“Kin” Tells Story of Eugenics in America

When people think of eugenics, images of Nazi Germany likely come to mind.  However, the U.S., too, had a eugenics program, and one key part of it took place in the Lynchburg area.


Liberty’s performance of “Kin” shed light on a rarely-discussed part of American history by telling the story of Carrie Buck, a young woman who was sterilized after being deemed “feebleminded.”


Written by Jeff Barker, “Kin” follows Carrie, who lives with her foster parents, John and Alice Dobbs, in Charlottesville, Virginia, because her mother is placed at the Virginia State Colony for Epileptics and Feebleminded in Madison Heights, Virginia. The Dobbs send Carrie to “the Colony” after she is raped by the Dobbs’ nephew and becomes pregnant.


The Colony’s superintendent Dr. Albert Priddy decides to use Carrie as a case to test a recently passed Virginia state statute that allowed people labeled “feebleminded” to undergo forced sterilization.  Buck v.
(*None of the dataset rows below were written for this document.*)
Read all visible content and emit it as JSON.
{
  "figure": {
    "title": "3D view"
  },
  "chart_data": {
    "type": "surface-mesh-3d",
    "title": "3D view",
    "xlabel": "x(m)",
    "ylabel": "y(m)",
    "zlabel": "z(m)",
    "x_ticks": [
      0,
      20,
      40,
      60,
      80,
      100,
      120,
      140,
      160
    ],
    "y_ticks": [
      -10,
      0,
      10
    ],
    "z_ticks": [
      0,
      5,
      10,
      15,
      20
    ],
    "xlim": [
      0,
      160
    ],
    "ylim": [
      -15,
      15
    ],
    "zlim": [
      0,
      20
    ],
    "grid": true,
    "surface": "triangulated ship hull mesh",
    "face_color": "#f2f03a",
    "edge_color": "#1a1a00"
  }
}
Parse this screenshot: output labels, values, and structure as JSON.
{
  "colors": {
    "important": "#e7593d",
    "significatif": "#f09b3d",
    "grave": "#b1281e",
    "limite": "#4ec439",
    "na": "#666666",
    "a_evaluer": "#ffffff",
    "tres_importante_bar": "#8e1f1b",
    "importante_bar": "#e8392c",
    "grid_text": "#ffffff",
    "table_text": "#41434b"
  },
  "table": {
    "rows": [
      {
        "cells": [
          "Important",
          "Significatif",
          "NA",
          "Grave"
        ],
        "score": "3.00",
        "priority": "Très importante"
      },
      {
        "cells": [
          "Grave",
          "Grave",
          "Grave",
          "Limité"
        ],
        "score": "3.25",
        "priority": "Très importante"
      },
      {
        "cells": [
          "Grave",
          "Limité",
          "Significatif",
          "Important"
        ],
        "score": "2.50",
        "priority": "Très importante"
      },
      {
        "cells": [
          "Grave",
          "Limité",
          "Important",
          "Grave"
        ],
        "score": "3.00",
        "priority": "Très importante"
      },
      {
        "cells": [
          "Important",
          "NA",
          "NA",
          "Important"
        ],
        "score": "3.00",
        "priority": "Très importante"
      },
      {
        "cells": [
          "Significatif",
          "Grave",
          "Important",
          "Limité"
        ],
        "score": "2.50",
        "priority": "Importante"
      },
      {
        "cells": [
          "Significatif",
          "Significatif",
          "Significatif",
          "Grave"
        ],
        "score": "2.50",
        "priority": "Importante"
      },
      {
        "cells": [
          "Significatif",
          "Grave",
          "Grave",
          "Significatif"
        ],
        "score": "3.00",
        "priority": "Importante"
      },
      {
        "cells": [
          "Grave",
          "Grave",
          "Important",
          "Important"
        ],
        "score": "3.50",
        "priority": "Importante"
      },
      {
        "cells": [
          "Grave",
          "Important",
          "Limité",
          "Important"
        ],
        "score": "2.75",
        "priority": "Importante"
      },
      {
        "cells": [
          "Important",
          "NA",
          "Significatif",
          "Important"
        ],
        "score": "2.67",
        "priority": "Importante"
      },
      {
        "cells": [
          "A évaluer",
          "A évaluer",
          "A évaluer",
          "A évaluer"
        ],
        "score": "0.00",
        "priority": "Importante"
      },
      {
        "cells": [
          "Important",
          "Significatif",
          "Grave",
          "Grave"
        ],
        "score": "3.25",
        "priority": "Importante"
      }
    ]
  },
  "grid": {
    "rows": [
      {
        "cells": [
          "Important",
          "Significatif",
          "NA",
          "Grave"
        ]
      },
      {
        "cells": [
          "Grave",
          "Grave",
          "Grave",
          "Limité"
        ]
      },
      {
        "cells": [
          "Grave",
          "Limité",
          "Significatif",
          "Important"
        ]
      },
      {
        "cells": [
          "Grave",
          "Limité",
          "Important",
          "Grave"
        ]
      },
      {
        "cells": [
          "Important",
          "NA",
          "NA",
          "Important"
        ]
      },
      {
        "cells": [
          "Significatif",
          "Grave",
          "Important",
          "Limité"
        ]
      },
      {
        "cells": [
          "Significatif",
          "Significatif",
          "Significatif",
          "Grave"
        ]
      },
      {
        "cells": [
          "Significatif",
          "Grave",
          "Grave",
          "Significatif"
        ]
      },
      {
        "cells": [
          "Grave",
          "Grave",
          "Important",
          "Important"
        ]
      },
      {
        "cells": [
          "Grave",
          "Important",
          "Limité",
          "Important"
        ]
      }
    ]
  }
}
Bell made it to the Supreme Court in 1927, where the Court determined that Carrie could be sterilized without violating the Fourteenth Amendment’s Due Process clause.


“The whole fact is that Americans were just as involved with the whole concept of perfecting the human race just like the Germans, but it’s not something you really learn about, so it’s so important to talk about that and not hide that as a part of our history,” Claire Flores, the assistant stage manager, said.


For director Neal Brasher, the play’s historical significance with a local twist stood out the most to him.


“This is a play that is not only of great historical significance to the country, and the world actually, but here specifically because it’s something that mostly took place right here around the Lynchburg area in Lynchburg and Charlottesville,” Brasher said. “That makes it particularly compelling to me.”


To tell Carrie’s story, the play is set in the center of the Black Box Theater, with the audience surrounding the center of action and railroad tracks hanging from the ceiling.

“It took me awhile to get comfortable standing on a stage knowing that audience members were going to be on all sides, because it gives a vulnerability that was hard to get past at first,” said Laura Falcione, who played the story’s narrator—an older, wiser Carrie reflecting on the trial and the events leading up to it.  “But after I got used to this, it actually lent itself to the vulnerability of the character.”

Brasher said that the railroad motifs featured in the set were a reflection of themes from the play that set designer Connie Hecker decided to include.

The stage sets the themes and tones of the show that deal with a historical issue still pertinent today.


“This isn’t something deep far away in our past that we can forget about – this is still affecting people’s lives, both like that town in Tennessee (where a judge recently offered reduced jail time for inmates who agreed to be sterilized) or just people who are still around from when this happened, and it’s sad,” Flores said.


Flores said she hopes the serious nature of the topic causes audience members to think through the topic and feel led to respond.


“We don’t want people to be walking away devastated like ‘I can’t believe this happened,’” Flores said.  “We want people to come away from it with a feeling of contemplating this issue more and thinking about how it affects them, especially in regard to thinking about our history.”


For those involved in “Kin,” producing the play is a way to focus on a seldom-discussed topic and remember those affected by the U.S.’s eugenics program.

“I hope this play does justice to this topic of eugenics and everyone who has been affected by it,” Falcione said.  “Every performance is, in my mind, a tribute to Carrie and those who were affected by this trial.”

“Kin” ran at the Black Box Theater from March 30 to April 8.